Goldwin & Spiber、微生物の発酵たんぱく質デニム共同開発
ゴールドウィンはバイオベンチャーSpiberと共同開発した、微生物の発酵プロセスから生み出される「構造タンパク質」を素材に用いたデニムやフリースなどを発表しました。化石資源や動物由来の原料を使用しない、アパレル業界の「第3の素材」として注目されています。
”クモの糸が導く繊維革命、Spiber(スパイバー)”の項を参照
2022年3月28日付けSustainable Brands Japanに掲載された記事より、
”構造タンパク質素材「Brewed Protein(ブリュード・プロテイン)」。構造タンパク質とは、タンパク質のうち、人間の毛髪や皮膚といった細胞やクモの糸のように、構造的な役割を果たすものを指す。「ブリュード・プロテイン」とはタンパク質を醸造する、というような意味合いで、植物由来の糖類を栄養源とする微生物を培養し、その微生物がつくるタンパク質のみを抽出する。ゴールドウィンは、そこから精製した繊維を加工・デザインした衣服をラインナップに加え、先進的且つ実験的なプロジェクトを推進する。”

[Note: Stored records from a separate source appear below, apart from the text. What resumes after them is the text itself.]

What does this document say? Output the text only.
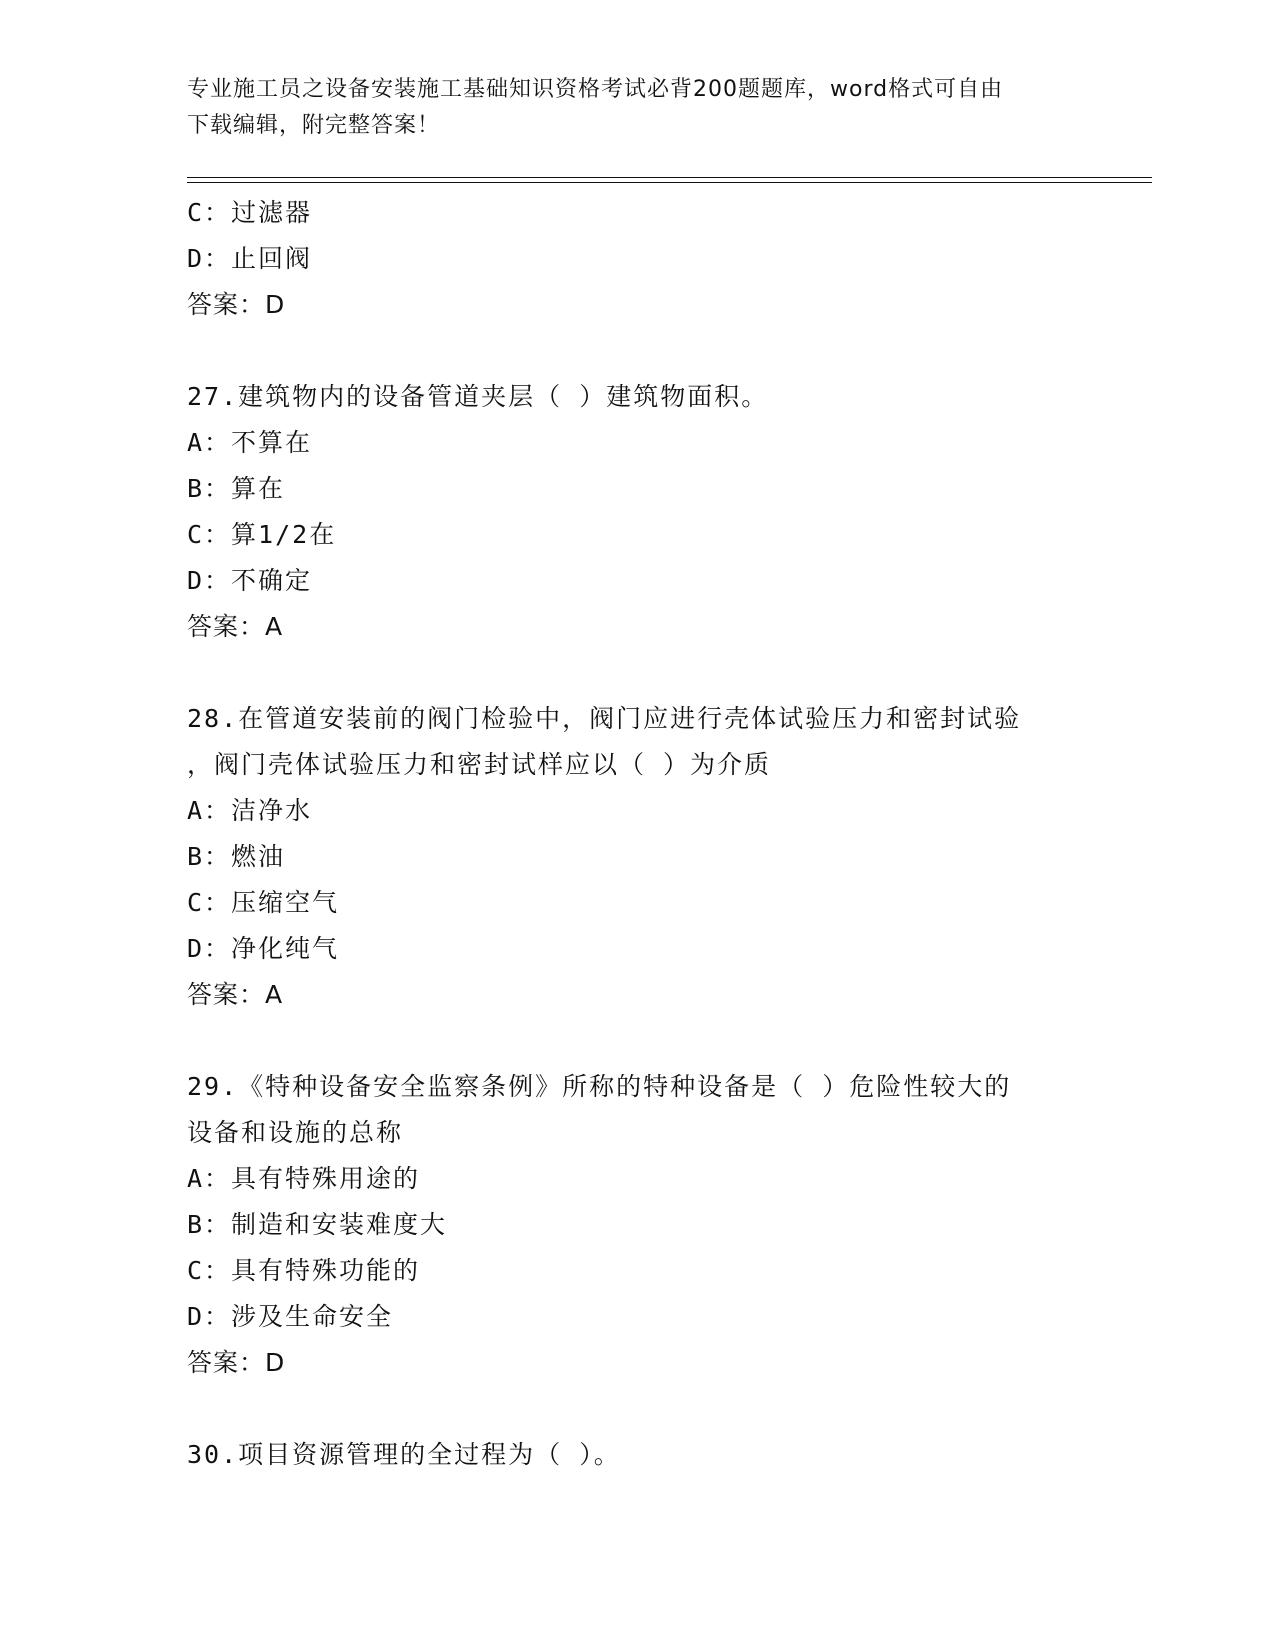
专业施工员之设备安装施工基础知识资格考试必背200题题库，word格式可自由
下载编辑，附完整答案！
C：过滤器
D：止回阀
答案：D
27.建筑物内的设备管道夹层（ ）建筑物面积。
A：不算在
B：算在
C：算1/2在
D：不确定
答案：A
28.在管道安装前的阀门检验中，阀门应进行壳体试验压力和密封试验
，阀门壳体试验压力和密封试样应以（ ）为介质
A：洁净水
B：燃油
C：压缩空气
D：净化纯气
答案：A
29.《特种设备安全监察条例》所称的特种设备是（ ）危险性较大的
设备和设施的总称
A：具有特殊用途的
B：制造和安装难度大
C：具有特殊功能的
D：涉及生命安全
答案：D
30.项目资源管理的全过程为（ ）。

”同社は新事業の発表会で、「植物由来のタンパク質をつくり、循環させていく。機能やファッションという領域全てを包含するようなコレクションを育てたい」と説明している。今後の事業展開については、例えばファーはそもそもタンパク質であり、ブリュード・プロテインに置き換えることができる。エシカルな価値観に基づく意味からも、スポーツアパレルからラグジュアリーまで、幅広い素材をブリュード・プロテインに置き換える方針を示した。”
”スパイバーの関山社長は「生物はタンパク質を基幹材料として獲得したことで初めて進化できるようになった。進化は生物にとって非常にイノベイティブな機能であり、その進化をつかさどっているのがタンパク質だ。生態系や地球は循環を前提に設計されており、人間が産業的にタンパク質を使いこなせるようになれば、さまざまなものが一つのプラットフォームで循環できる」と話している。”

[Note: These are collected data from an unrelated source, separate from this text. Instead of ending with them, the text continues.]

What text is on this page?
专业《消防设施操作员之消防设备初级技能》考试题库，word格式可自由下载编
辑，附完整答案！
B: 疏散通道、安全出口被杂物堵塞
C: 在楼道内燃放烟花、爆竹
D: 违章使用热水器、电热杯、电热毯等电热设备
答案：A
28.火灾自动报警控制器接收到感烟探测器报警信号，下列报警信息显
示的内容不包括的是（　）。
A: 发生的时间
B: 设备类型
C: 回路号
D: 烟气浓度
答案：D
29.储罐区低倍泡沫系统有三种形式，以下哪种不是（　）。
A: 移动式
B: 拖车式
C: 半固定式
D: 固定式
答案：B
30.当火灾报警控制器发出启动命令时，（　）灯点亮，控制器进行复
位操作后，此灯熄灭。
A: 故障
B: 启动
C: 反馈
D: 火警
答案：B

”両社は2015年から、ゴールドウィンがスパイバーに投資する形で素材開発を行ってきた。その後改良を重ね、2019年にはブリュード・プロテインを使った最初の製品であるTシャツを発売。同年のジャケット、2020年のセーターに続き、今回のフリースやデニムなどが4段目の製品化となる。この間、スパイバーが2021年にタイに建設したプラントが稼働を始め、米国でも早ければ2023年に生産を開始する計画であり、量産へ向けた移行段階にあるとしている。”

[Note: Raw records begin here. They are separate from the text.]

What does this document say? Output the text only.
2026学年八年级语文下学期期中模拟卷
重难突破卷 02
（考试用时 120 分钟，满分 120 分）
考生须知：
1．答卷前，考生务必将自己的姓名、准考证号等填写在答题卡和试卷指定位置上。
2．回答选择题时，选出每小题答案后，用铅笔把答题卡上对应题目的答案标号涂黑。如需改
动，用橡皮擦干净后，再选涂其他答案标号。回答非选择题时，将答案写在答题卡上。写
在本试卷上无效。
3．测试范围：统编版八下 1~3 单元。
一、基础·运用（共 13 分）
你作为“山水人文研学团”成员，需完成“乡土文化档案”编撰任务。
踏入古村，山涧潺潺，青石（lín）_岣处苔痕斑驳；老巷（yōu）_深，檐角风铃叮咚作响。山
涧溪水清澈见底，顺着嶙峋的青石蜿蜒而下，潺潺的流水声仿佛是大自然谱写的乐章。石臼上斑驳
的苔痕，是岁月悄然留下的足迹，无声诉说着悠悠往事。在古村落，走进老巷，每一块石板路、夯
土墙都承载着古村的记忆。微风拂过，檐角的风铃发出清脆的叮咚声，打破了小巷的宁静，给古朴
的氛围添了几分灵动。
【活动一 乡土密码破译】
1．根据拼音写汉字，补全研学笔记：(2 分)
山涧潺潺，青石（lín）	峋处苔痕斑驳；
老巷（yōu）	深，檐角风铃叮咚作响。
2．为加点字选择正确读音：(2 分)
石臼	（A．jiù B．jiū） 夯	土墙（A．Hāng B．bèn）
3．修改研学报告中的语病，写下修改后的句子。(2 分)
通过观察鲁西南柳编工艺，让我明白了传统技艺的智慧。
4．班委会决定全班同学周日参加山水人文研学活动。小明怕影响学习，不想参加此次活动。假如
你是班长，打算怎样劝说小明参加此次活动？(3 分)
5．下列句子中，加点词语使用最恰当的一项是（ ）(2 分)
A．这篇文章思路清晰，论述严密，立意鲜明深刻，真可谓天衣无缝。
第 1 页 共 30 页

”現状ではコットン製品が年間2500万トン、ポリエステル製品は5000万~6000万トン生産されているのに対し、ウール製品は110万~120万トンの規模でしかない。しかし、反芻動物であるヤギや羊の毛からつくられるウールやカシミヤが地球温暖化に与えるインパクトは大きい。ブリュード・プロテインの環境負荷低減への貢献度について、例えばカシミアをブリュード・プロテインに置き換えることで、温室効果ガスの排出量や生産時に使う水の量も数分の一に減らせると説明している。”
”コットンはセルロースでできており、分解すればブドウ糖になる。現時点ではブリュード・プロテインをつくりだす微生物には植物由来の糖分を与えているが、長期的には廃棄されたコットン製品など、現在は廃棄物としか見られていないものをストックし、また新しい材料(原料)として使えるような仕組みを作ることができれば、世界は循環型の社会へと大きく変わる可能性がある。”
”両社によると、アパレル産業においてはコットンや動物由来の繊維などのバイオ素材と、ポリエステルやナイロンなど化学繊維の素材の、2つの循環経路を確立することが求まられる。後者についてはすでに化学メーカーなどが実用化に取り組んでいるが、前者の技術開発については、スパイバーが世界をリードするポジションにある。”